Ischemic stroke exhibits a multiplicity of pathophysiological mechanisms. To address the diverse pathophysiological mechanisms observed in ischemic stroke investigators seek to find therapeutic strategies that are multifaceted in their action by either investigating multipotential compounds or by using a combination of compounds. Taurine, an endogenous amino acid, exhibits a plethora of physiological functions. It exhibits antioxidative properties, stabilizes membrane, functions as an osmoregulator, modulates ionic movements, reduces the level of pro-inflammators, regulates intracellular calcium concentration; all of which contributes to its neuroprotective effect. Data are accumulating that show the neuroprotective mechanisms of taurine against stroke pathophysiology. In this review, we describe the neuroprotective mechanisms employed by taurine against ischemic stroke and its use in clinical trial for ischemic stroke.

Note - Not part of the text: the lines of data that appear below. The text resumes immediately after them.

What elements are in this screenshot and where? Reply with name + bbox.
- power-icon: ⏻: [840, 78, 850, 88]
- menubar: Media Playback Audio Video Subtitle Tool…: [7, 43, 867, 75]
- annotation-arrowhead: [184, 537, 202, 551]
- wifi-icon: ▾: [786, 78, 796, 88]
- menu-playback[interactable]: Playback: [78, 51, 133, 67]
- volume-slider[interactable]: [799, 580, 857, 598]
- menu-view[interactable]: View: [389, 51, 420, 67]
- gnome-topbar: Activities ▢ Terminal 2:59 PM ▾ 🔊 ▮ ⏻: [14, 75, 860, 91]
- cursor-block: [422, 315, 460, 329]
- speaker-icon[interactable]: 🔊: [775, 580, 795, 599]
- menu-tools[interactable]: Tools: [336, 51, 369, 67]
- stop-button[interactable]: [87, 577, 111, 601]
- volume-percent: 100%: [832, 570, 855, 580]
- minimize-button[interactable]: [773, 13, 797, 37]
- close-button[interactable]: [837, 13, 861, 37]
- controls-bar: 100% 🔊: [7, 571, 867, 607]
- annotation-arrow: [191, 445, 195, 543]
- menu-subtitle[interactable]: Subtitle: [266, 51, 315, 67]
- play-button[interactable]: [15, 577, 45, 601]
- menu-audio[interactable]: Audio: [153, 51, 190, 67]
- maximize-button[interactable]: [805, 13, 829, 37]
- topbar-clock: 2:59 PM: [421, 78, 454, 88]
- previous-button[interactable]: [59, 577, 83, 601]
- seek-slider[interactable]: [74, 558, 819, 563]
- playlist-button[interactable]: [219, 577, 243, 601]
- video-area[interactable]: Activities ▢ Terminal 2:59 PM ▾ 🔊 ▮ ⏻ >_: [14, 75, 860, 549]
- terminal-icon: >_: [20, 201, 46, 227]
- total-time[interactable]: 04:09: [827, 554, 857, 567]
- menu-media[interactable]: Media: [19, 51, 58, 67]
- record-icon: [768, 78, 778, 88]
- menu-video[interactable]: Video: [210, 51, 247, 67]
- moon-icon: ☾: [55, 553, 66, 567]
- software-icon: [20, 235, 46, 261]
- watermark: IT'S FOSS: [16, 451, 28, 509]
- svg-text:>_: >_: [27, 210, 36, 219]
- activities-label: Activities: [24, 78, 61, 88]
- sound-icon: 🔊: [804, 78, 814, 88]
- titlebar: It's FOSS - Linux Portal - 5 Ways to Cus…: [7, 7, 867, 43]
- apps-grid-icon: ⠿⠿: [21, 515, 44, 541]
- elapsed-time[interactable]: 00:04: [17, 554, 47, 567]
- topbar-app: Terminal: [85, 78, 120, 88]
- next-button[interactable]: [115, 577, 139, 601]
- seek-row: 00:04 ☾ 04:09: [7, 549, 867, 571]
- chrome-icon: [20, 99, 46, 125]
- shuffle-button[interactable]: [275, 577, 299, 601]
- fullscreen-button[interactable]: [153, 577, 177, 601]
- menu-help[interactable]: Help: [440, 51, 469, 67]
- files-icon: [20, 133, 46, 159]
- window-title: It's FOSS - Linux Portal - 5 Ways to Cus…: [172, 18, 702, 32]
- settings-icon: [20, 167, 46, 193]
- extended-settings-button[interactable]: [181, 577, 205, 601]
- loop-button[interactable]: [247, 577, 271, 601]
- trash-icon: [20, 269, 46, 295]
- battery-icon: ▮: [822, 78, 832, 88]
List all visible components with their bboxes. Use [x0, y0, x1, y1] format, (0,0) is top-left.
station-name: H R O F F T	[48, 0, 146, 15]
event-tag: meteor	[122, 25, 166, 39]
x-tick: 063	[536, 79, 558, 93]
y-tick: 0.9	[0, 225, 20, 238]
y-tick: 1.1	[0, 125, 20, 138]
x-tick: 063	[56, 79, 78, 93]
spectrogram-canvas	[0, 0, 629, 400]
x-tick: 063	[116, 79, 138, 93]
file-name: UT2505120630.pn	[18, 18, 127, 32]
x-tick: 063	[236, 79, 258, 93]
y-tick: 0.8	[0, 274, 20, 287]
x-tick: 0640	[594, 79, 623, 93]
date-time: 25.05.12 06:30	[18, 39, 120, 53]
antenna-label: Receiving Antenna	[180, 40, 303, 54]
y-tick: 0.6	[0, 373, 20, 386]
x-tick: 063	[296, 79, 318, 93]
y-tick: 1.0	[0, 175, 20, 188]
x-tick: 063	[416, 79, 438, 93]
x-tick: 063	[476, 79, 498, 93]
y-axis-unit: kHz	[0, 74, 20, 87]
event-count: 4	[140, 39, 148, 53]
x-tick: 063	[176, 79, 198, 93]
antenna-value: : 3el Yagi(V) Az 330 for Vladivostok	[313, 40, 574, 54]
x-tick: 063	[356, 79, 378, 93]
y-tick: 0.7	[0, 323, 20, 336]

Deletion of TRAAK potassium channel affects brain metabolism and protects against ischemia

Cerebral stroke is a worldwide leading cause of disability. The two-pore domain K⁺ channels identified as background channels are involved in many functions in brain under physiological and pathological conditions. We addressed the hypothesis that TRAAK, a mechano-gated and lipid-sensitive two-pore domain K⁺ channel, is involved in the pathophysiology of brain ischemia. We studied the effects of TRAAK deletion on brain morphology and metabolism under physiological conditions, and during temporary focal cerebral ischemia in Traak⁻/⁻ mice using a combination of in vivo magnetic resonance imaging (MRI) techniques and multinuclear magnetic resonance spectroscopy (MRS) methods. We provide the first in vivo evidence establishing a link between TRAAK and neurometabolism. Under physiological conditions, Traak⁻/⁻ mice showed a particular metabolic phenotype characterized by higher levels of taurine and myo-inositol than Traak⁺/⁺ mice. Upon ischemia, Traak⁻/⁻ mice had a smaller infarcted volume, with lower contribution of cellular edema than Traak⁺/⁺ mice. Moreover, brain microcirculation was less damaged, and brain metabolism and pH were preserved. Our results show that expression of TRAAK strongly influences tissue levels of organic osmolytes. Traak⁻/⁻ mice resilience to cellular edema under ischemia appears related to their physiologically high levels of myo-inositol and of taurine, an aminoacid involved in the modulation of mitochondrial activity and cell death. The beneficial effects of TRAAK deletion designate this channel as a promising pharmacological target for the treatment against stroke.